Tourmaline: Nedforum (part one)
First commentary box, first impressions.
Street scenes offering more to list under possibles, fewer proofs. First view given in black and white. Anton detailed objects, people, relationships, left, right, upper, left, right, lower, instructing the software to cut and reassemble accordingly.
Reject narrative. Closer or largest person not the star. Coincidence of position.
Second view, natural color.
His reports were expected to be not in the medium of list-making, but sensible, useful conclusions. His notes on paper occupied pages, nouns branching into sentences, paragraphs highlighted. Who of importance might inquire after this cog of rare insight, the system prevented his guessing. But Anton wanted a number of things…
Vonnie Swisshelm’s remorse (he would never take her back). Palma, at times forced to board in his house, come to him begging for this and that. At other times, type his manuscripts, suffer his rejection of hers, answer his letters and phone. Herward, a visitor again, under orders again, to pretend (again) offering an ear. In Anton’s friendless life, he had most wanted someone, a man, to walk about with.
Second job…first impression…
Three figures moving past the guarded entry, head down each, long-strided. One, certainly, had got close enough, a pace or two, a body’s width…from the black, blank panel, the woman in commando sweater, biker-length pants, high socks and short boots, face obscured by her radio-helmet, nose under mirrored visor.

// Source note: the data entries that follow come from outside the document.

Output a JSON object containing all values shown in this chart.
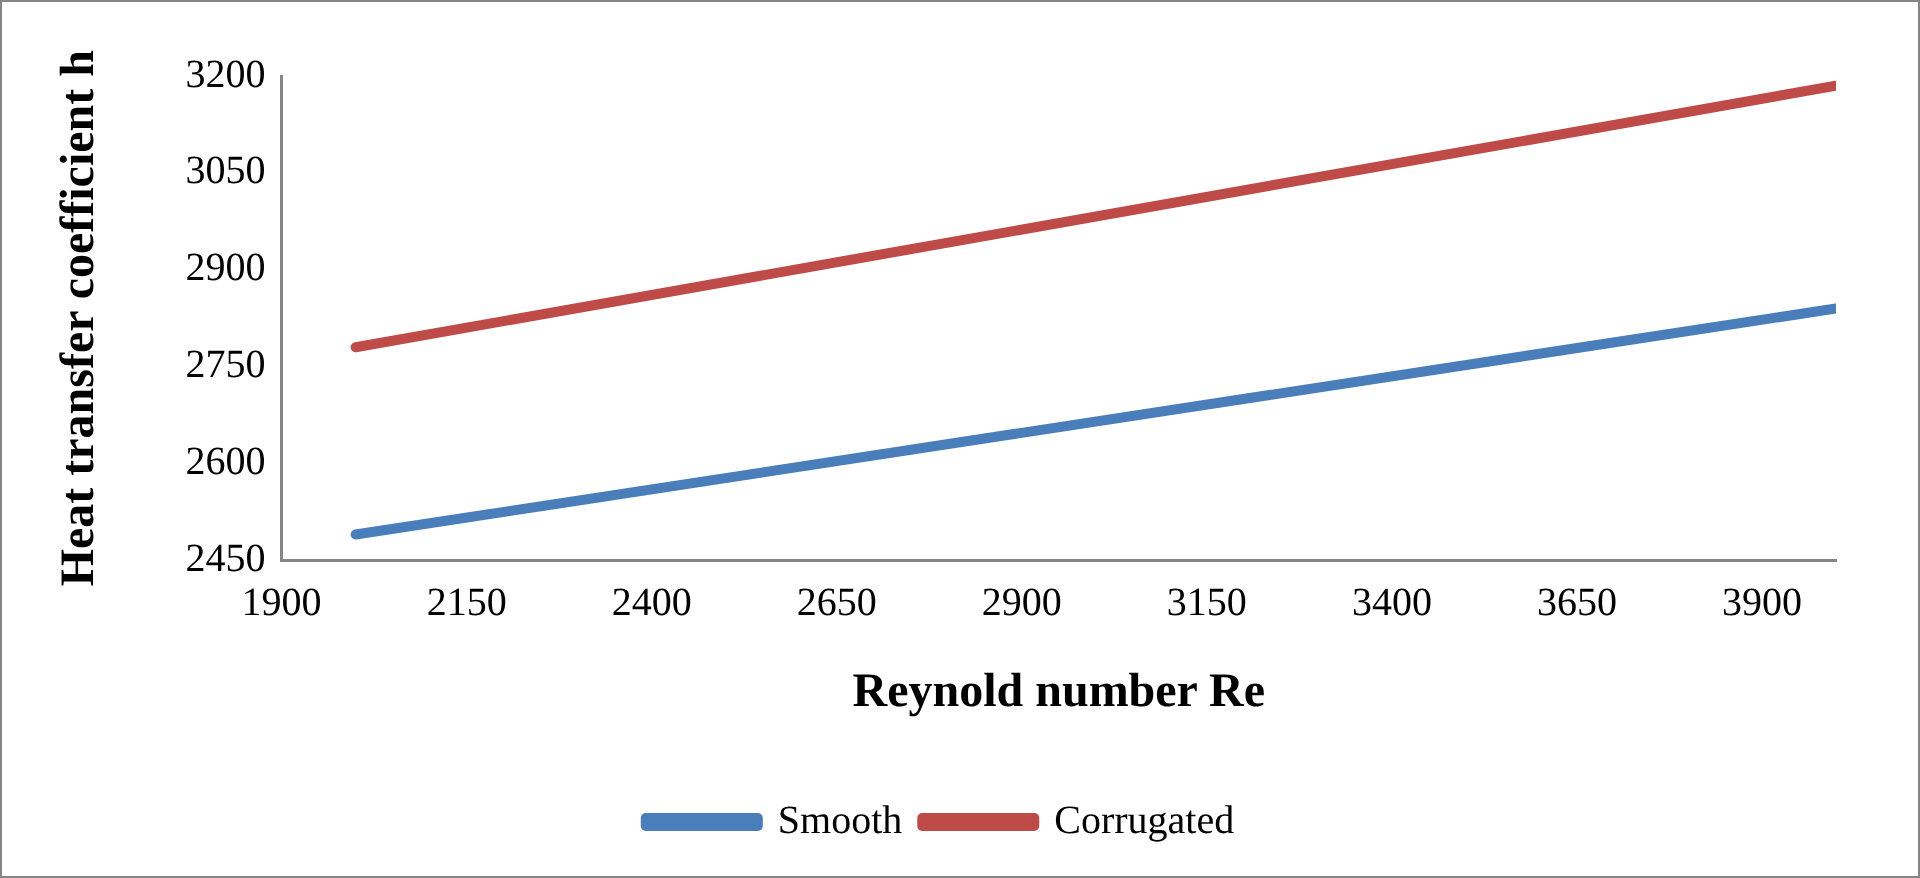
{
  "chart_data": {
    "type": "line",
    "xlabel": "Reynold number Re",
    "ylabel": "Heat transfer coefficient h",
    "xlim": [
      1900,
      4000
    ],
    "xticks": [
      1900,
      2150,
      2400,
      2650,
      2900,
      3150,
      3400,
      3650,
      3900
    ],
    "ylim": [
      2450,
      3200
    ],
    "yticks": [
      2450,
      2600,
      2750,
      2900,
      3050,
      3200
    ],
    "grid": false,
    "legend": "bottom",
    "marker": "none",
    "line_style": "solid",
    "x": [
      2000,
      4000
    ],
    "series": [
      {
        "name": "Smooth",
        "color": "#4a7ebb",
        "values": [
          2490,
          2840
        ]
      },
      {
        "name": "Corrugated",
        "color": "#be4b48",
        "values": [
          2780,
          3185
        ]
      }
    ]
  }
}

Anton did remind himself he knew this uniform. He knew the elastic tension, having worn it. The weapon under each cuff was a sonic lozenge, dealing collateral agonies if a bullet needed deflecting.
What was the guard to the passerby? Or the other two, outside the parked cars? The face was angled. A glance in curiosity could not be punished. Curiosity itself…
Or yes. He wheeled back, and the movement led to an eyelock with his tablemate. She had trained him; he could ask her a question.
“Work it out for yourself, Anton. But…” A smile, and she relented. “Keep still, please. Don’t go squeaking your chair over the tiles like that.”
The grimace he returned was apology. “Thinking with my arse. Sulya. We don’t attribute. But there are underlying causes, states of emotion. If I were sorry about life, mad at the G.R.A., and…”
She wheeled to a better view of his screen. “You, Anton? Do you mean how are they syncing the bombings? What if the pic has nothing to do with it?”
“That was how Palma and Frederick planned. They staged an act without communicating. A token passed from one to the next…the person being ninety percent of the message. Token me, the subject takes it one way, token you, another.”
“Oh, I don’t care. Palma is with them now. If this is news…why would it be? You know they beat everything they wanted out of me. They should blame her, twist her arm, if she’s keeping secrets.”
The antic mood came, the tendency to be short of breath, when he talked of torture and vengeance.
Sulya said, “Anton.”
“They’ve been picking off the guards. I was a guard, you know…because, not valued. Poor bitch there, not valued.”
“Tea break for you.”
The canteen sat well away from their building. A walk of a few blocks, a park cut through; here, both blooming flowers and a dusting of snow. A holiday feeling to stir nostalgia, yet no holiday. He couldn’t say to Sulya, “Look, the lights are out.”
The blue and white fairy-lights might always be there, snapped onto branches, a thing you would not rationally have gone seeking…only, for G.R.A. reasons, turned on today. The sky was heavy, pavements wet. Spring Dismal Day, he thought. Everyone snug in their coats, their shoes and trousers of equal prosperity.
He interested the G.R.A., whether or not his willingness to tell on Palma was helpful to them. She had a ministry job now, what Sulya had under Jocelyn.
“Love, love, love.”
“What’s wrong with you?”
“Who’s that speaking?” He gave his melodrama an acted gesture, wishing he did scare Sulya, that his inconsequence were less apparent than his oddness. “A woman at fault, who caused all this.”
“Oh, you’re on about the Jocelynists.”
She tugged him by the sleeve, and they jogged together, spying a short queue inside the huge yellow windows. Anton took a sugar cola and both pastries on offer. Sulya took tea and toast. Anton was much the thinner.
Yes, he could still have a friend, if Sulya held patient. She, of course, interested them. They worked, and breaked, and were monitored, side by side.